Drivers getting out of town on this Fourth of July weekend will pay the highest gas prices since 2008, but transit riders are also feeling the sting of new rate increases in major cities like Boston, St. Louis, and Washington D.C.
But even with semi-regular fare hikes, transit systems still lose money. Revenue from fares isn’t enough to cover rising costs, like labor, fuel, expanded services, and infrastructure maintenance, even though ridership in 2013 was the highest it’s been in nearly six decades.
“The actual fare rider could be paying half of the rider cost, sometimes two thirds of it,” says Mitchell Moss, director of the NYU’s Rudin Center for Transportation.

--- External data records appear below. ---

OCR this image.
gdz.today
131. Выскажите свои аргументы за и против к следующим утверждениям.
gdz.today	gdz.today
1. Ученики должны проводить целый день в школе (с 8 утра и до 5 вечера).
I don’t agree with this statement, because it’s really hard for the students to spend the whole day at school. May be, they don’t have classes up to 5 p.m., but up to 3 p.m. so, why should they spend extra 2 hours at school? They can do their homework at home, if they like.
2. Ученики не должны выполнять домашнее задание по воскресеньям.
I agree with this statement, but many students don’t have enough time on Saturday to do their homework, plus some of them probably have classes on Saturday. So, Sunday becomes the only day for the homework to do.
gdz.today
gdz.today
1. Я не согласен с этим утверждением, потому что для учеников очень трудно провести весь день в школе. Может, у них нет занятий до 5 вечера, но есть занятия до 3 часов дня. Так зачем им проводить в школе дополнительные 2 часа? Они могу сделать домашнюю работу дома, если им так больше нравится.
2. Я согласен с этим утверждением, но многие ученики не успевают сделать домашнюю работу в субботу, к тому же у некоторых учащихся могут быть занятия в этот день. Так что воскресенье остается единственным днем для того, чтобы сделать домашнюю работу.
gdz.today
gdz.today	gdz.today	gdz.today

Nationally, fare revenues covered only 33 percent of the operating cost of all transit systems in 2012, according to the National Transit Database.
But raising fares is tricky.
“When you increase fairs, it tends to discourage ridership,” says Steve Schlickman is with the Urban Transportation Center at University of Illinois at Chicago. “If you increase fares too much, you discourage so much ridership that you really don’t have an increase in revenue.”
It falls to cities and states make their transit systems’ deficits. But the Department of Transportation is warning that without intervention from Congress, a critical source federal funds for many transit and highway projects will run out of money later this summer.